Just found a copy of intimate toy times in my mom's trash can...
im keeping my plan b box as a souvenir of my first halloween weekend in college
dude i just made a burrito by wrapping 2 packs of scooby snacks with a fruit roll up. im so high
Just saw Youth in Revolt. There are only so many times Michael Cera can lose his virginity.
I worked with a girl tonight that recognized me solely from a keg stand she witnessed me do sophmore year. Needless to say this made my night
she was stripping to whiskey lullaby. most depressed boner.
Dong worry about me. I just cashed bottle of wine when I found out he was in town, I'm being dramatic. I'll text you tomorrow when I'm sober and my face stops bleeding
No, the weekend was great. It was the waking up in the pond in the raft without an oar that sucked. That fucking water is cold at 7am.

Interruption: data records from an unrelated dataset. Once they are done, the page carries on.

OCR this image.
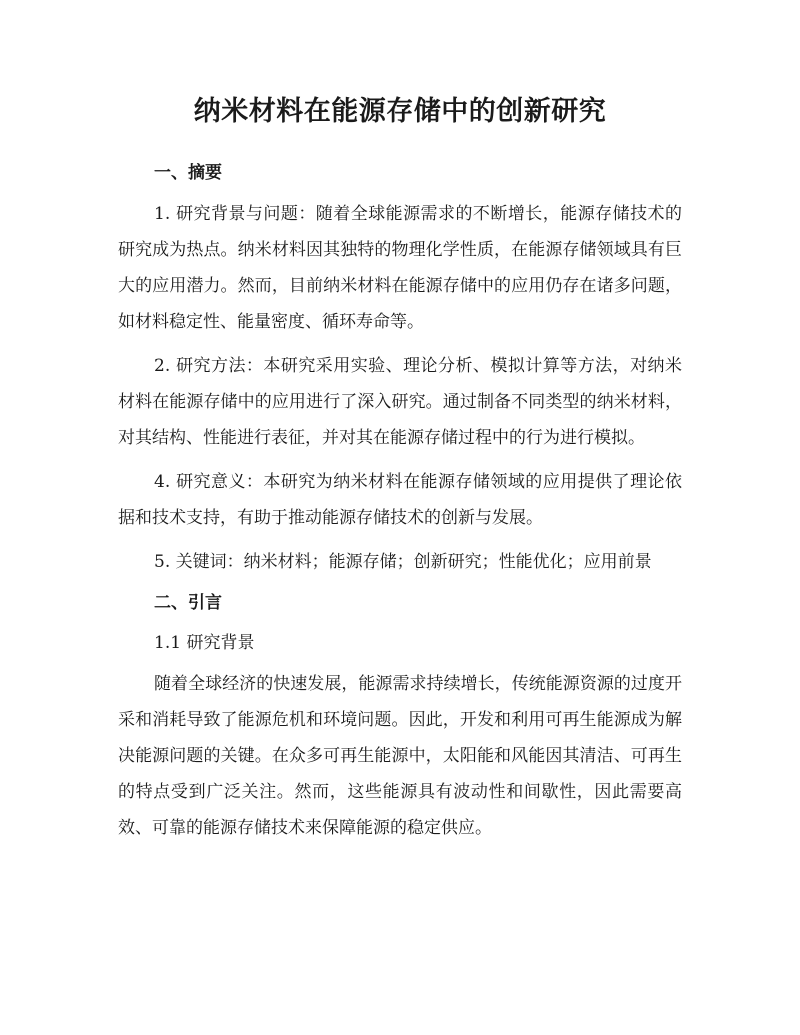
纳米材料在能源存储中的创新研究
一、摘要

1. 研究背景与问题：随着全球能源需求的不断增长，能源存储技术的研究成为热点。纳米材料因其独特的物理化学性质，在能源存储领域具有巨大的应用潜力。然而，目前纳米材料在能源存储中的应用仍存在诸多问题，如材料稳定性、能量密度、循环寿命等。

2. 研究方法：本研究采用实验、理论分析、模拟计算等方法，对纳米材料在能源存储中的应用进行了深入研究。通过制备不同类型的纳米材料，对其结构、性能进行表征，并对其在能源存储过程中的行为进行模拟。

4. 研究意义：本研究为纳米材料在能源存储领域的应用提供了理论依据和技术支持，有助于推动能源存储技术的创新与发展。

5. 关键词：纳米材料；能源存储；创新研究；性能优化；应用前景

二、引言

1.1 研究背景

随着全球经济的快速发展，能源需求持续增长，传统能源资源的过度开采和消耗导致了能源危机和环境问题。因此，开发和利用可再生能源成为解决能源问题的关键。在众多可再生能源中，太阳能和风能因其清洁、可再生的特点受到广泛关注。然而，这些能源具有波动性和间歇性，因此需要高效、可靠的能源存储技术来保障能源的稳定供应。
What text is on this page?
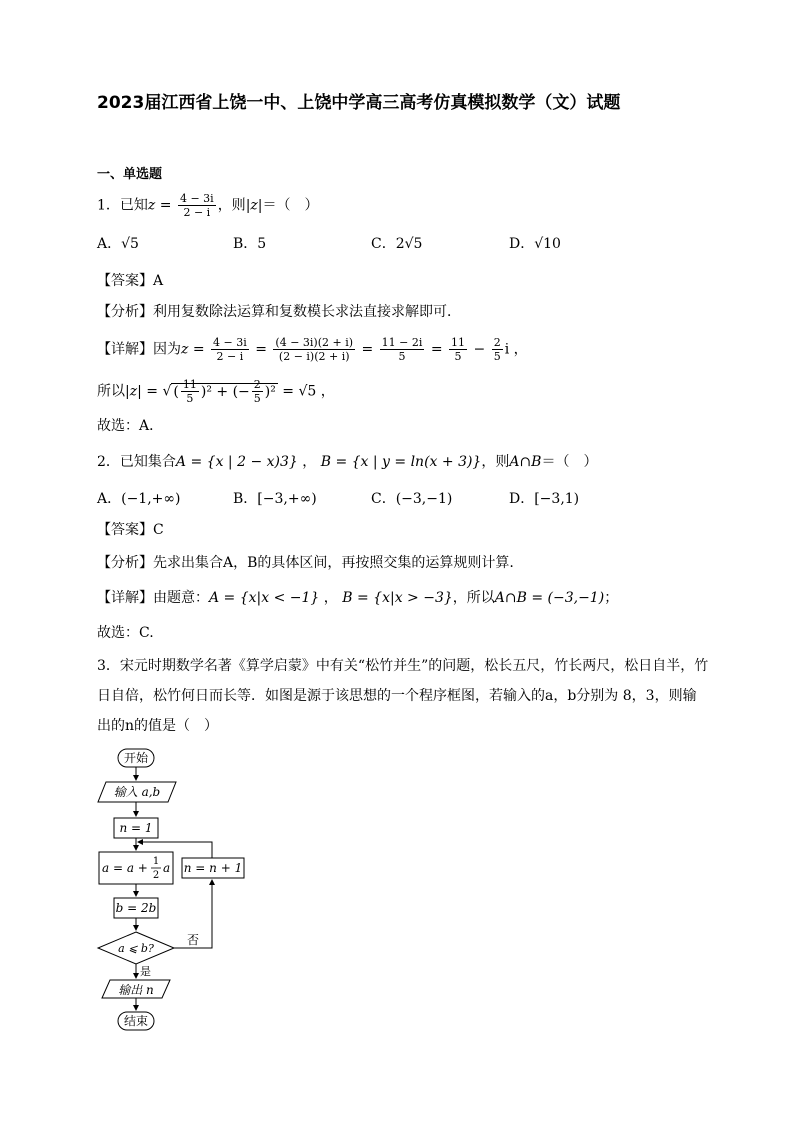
2023届江西省上饶一中、上饶中学高三高考仿真模拟数学（文）试题
一、单选题
1．已知$z = \frac{4 - 3i}{2 - i}$ ，则|z|＝（　）
A．√5	B．5	C．2√5	D．√10
【答案】A
【分析】利用复数除法运算和复数模长求法直接求解即可．
【详解】因为$z = \frac{4 - 3i}{2 - i} = \frac{(4 - 3i)(2 + i)}{(2 - i)(2 + i)} = \frac{11 - 2i}{5} = \frac{11}{5} - \frac{2}{5}$ i ，
所以|z| = √ ( $\frac{11}{5} )^2$ + (− $\frac{2}{5} )^2 = √5$ ，
故选：A．
2．已知集合A = {x | 2 − x)3} ， B = {x | y = ln(x + 3)}，则A∩B＝（　）
A．(−1,+∞)	B．[−3,+∞)	C．(−3,−1)	D．[−3,1)
【答案】C
【分析】先求出集合A，B的具体区间，再按照交集的运算规则计算.
【详解】由题意：A = {x|x < −1} ， B = {x|x > −3}，所以A∩B = (−3,−1)；
故选：C.
3．宋元时期数学名著《算学启蒙》中有关“松竹并生”的问题，松长五尺，竹长两尺，松日自半，竹
日自倍，松竹何日而长等．如图是源于该思想的一个程序框图，若输入的a，b分别为 8，3，则输
出的n的值是（　）
开始
输入 a,b
n = 1
a = a + 1
2
a
b = 2b
a ⩽ b?
n = n + 1
否
是
输出 n
结束
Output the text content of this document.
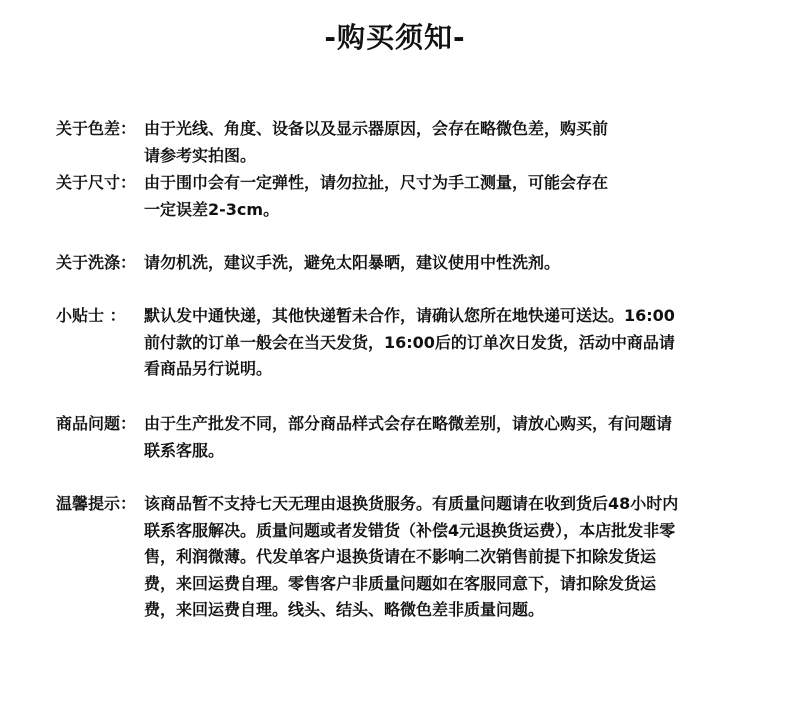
-购买须知-
关于色差： 由于光线、角度、设备以及显示器原因，会存在略微色差，购买前
请参考实拍图。
关于尺寸： 由于围巾会有一定弹性，请勿拉扯，尺寸为手工测量，可能会存在
一定误差2-3cm。
关于洗涤： 请勿机洗，建议手洗，避免太阳暴晒，建议使用中性洗剂。
小贴士 ：	默认发中通快递，其他快递暂未合作，请确认您所在地快递可送达。16:00
前付款的订单一般会在当天发货，16:00后的订单次日发货，活动中商品请
看商品另行说明。
商品问题： 由于生产批发不同，部分商品样式会存在略微差别，请放心购买，有问题请
联系客服。
温馨提示： 该商品暂不支持七天无理由退换货服务。有质量问题请在收到货后48小时内
联系客服解决。质量问题或者发错货（补偿4元退换货运费），本店批发非零
售，利润微薄。代发单客户退换货请在不影响二次销售前提下扣除发货运
费，来回运费自理。零售客户非质量问题如在客服同意下，请扣除发货运
费，来回运费自理。线头、结头、略微色差非质量问题。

Are taco bell cups microwave safe? I can't make that judgement right now
S.O.S. he's talking about horses and breast feeding.
We have such limited time together he literally sends me text messages that are like "I sent my roommates on an impossible quest, we have 15 minutes." it's that bad.
I woke up this morning half naked, smelling like an ash tray, with an empty bottle of jack next to me, and now someone named Dora the anal explorer is texting me.
I'm making myself the patron saint of bisexuality
Haha just talked to the dude you bit on Thursday. He has been growing a beard to hide the bruising....
I turned on Elf, made myself a mojito, and am eating one of a sleeve of Ritz. You tell me if I wanna go out tonight.